Several other studies lend credence to her hypothesis and reinforce the idea that exposure to both a coronavirus and an mRNA vaccine triggers an exceptionally powerful immune response. In one study in NEJM, scientists analysed antibodies generated by people who had been infected with SARS-CoV-1 back in 2002 or 2003 and who then received an mRNA vaccine this year.
Remarkably, these people also produced high levels of antibodies that could neutralise a whole range of variants and SARS-like viruses.

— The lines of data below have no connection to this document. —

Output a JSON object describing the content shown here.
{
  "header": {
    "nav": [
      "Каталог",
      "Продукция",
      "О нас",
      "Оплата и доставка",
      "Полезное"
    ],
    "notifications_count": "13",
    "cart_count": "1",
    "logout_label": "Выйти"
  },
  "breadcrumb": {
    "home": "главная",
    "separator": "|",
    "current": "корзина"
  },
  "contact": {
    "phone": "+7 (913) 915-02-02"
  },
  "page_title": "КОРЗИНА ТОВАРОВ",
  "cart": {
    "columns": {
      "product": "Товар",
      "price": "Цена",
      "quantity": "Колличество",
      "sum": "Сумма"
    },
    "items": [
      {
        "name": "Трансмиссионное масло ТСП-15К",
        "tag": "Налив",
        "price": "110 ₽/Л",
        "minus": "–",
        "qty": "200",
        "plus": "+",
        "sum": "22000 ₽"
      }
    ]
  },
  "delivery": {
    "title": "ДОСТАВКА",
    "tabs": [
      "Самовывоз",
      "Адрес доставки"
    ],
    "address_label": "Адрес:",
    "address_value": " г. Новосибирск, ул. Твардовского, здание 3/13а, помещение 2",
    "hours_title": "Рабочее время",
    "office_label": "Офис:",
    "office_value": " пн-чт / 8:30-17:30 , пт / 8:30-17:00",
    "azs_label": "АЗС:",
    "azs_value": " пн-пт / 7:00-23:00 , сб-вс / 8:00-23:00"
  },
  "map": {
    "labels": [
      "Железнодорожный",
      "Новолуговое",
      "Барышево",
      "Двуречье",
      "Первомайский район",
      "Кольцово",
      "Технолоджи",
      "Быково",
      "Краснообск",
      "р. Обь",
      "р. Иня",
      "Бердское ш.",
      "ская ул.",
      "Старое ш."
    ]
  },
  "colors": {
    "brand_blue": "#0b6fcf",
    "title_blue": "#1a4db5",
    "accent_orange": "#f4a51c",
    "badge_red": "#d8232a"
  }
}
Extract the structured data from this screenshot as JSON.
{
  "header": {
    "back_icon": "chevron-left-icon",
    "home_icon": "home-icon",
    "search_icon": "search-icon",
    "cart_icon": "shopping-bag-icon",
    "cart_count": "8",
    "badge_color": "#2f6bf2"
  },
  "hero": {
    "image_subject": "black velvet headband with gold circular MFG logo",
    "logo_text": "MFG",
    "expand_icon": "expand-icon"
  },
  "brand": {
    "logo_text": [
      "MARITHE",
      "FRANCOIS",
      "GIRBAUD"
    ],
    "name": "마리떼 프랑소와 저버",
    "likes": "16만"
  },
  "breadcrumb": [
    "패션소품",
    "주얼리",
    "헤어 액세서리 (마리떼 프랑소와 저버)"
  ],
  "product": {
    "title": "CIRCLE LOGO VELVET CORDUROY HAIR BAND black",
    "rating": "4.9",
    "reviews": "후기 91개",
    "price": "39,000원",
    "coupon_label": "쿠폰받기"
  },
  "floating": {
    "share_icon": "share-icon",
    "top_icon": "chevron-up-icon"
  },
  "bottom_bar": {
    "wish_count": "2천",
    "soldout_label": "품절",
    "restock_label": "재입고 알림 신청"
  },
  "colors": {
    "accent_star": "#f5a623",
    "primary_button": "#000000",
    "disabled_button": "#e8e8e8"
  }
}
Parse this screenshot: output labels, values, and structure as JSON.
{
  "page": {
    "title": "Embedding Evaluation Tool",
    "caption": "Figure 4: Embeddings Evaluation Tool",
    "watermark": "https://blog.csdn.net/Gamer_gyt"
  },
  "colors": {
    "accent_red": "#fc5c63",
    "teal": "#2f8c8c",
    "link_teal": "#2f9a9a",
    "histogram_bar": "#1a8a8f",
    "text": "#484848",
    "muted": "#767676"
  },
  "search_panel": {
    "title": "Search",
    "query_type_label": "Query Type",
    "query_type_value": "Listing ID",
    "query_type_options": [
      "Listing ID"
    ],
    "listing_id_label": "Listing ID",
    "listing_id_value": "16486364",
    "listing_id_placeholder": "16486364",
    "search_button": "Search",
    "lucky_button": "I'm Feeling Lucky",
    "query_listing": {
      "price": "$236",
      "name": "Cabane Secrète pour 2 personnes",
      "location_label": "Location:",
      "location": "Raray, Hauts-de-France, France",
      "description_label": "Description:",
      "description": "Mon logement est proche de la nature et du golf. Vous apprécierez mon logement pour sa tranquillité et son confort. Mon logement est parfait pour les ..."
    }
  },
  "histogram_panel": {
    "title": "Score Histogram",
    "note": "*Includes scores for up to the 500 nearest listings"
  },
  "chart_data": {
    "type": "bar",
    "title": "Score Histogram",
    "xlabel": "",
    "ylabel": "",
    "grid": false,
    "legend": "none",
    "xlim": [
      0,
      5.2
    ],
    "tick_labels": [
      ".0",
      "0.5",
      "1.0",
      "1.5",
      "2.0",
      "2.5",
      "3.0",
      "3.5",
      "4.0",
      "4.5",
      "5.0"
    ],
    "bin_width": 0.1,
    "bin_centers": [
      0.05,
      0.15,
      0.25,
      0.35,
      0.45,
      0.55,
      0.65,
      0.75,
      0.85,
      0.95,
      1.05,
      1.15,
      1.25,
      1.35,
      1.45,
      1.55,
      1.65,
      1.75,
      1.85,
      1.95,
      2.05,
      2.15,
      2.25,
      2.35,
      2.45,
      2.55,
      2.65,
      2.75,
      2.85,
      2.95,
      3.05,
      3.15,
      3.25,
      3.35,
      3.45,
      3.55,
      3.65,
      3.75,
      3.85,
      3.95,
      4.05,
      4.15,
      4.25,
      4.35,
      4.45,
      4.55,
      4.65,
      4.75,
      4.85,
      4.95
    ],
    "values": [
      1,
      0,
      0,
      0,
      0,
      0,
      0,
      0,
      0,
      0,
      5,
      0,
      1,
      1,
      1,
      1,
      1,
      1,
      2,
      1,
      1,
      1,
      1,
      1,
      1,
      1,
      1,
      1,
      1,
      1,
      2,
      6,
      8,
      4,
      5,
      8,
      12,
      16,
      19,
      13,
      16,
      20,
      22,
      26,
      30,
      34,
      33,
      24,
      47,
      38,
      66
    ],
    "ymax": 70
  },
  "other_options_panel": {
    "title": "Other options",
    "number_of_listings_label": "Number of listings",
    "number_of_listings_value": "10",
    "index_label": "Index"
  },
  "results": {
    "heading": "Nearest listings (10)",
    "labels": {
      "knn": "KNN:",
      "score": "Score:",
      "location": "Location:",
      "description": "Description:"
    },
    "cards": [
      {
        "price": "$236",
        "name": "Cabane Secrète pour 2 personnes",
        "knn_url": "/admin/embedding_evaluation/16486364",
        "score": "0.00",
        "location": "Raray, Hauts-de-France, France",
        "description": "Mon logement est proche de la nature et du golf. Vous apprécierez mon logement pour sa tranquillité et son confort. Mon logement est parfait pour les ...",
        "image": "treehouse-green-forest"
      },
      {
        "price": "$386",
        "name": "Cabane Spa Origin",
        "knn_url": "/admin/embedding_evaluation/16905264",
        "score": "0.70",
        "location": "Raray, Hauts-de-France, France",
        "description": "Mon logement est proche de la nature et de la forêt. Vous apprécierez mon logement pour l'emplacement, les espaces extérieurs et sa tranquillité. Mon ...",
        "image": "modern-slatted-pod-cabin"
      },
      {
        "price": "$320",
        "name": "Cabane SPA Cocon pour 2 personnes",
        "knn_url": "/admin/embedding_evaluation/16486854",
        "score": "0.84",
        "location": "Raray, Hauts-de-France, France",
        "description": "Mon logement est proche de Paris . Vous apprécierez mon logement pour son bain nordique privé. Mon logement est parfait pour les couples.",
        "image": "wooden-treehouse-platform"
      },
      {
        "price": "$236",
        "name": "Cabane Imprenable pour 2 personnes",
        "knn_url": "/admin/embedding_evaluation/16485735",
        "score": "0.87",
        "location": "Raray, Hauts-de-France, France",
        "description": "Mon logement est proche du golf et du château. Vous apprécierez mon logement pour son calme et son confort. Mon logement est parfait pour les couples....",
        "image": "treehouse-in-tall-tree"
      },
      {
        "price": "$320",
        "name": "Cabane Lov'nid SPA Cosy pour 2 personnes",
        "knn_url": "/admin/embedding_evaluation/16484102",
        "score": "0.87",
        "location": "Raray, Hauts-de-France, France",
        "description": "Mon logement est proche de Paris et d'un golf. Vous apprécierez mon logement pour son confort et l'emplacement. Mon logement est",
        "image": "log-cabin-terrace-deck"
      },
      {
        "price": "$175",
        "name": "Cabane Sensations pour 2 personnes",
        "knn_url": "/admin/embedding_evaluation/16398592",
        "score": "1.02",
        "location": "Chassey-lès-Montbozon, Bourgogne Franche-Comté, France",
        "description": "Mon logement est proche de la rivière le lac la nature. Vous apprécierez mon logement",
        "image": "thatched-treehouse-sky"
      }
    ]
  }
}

Many questions remain, such as the effect of a third booster shot, or being infected again.
“I’m pretty certain that a third shot will help a person’s antibodies evolve even further, and perhaps they will acquire some breadth [or flexibility], but whether they will ever manage to get the breadth that you see following natural infection, that’s unclear.”
Immunologist John Wherry, at the University of Pennsylvania, is a bit more hopeful. “In our research, we already see some of this antibody evolution happening in people who are just vaccinated,” he said, “although it probably happens faster in people who have been infected.”
In a recent study, Wherry and colleagues showed that, over time, uninfected people with only two doses of the vaccine begin to produce more flexible antibodies, so a third dose would give even more of an evolutionary boost to the antibodies, Wherry said. So a person will be better equipped to fight off whatever variant the virus puts out there next.
“Based on all these findings, it looks like the immune system is eventually going to have the edge over this virus,” said Bieniasz, of Rockefeller University. “And if we’re lucky, SARS-CoV-2 will eventually fall into that category of viruses that gives us only a mild cold.”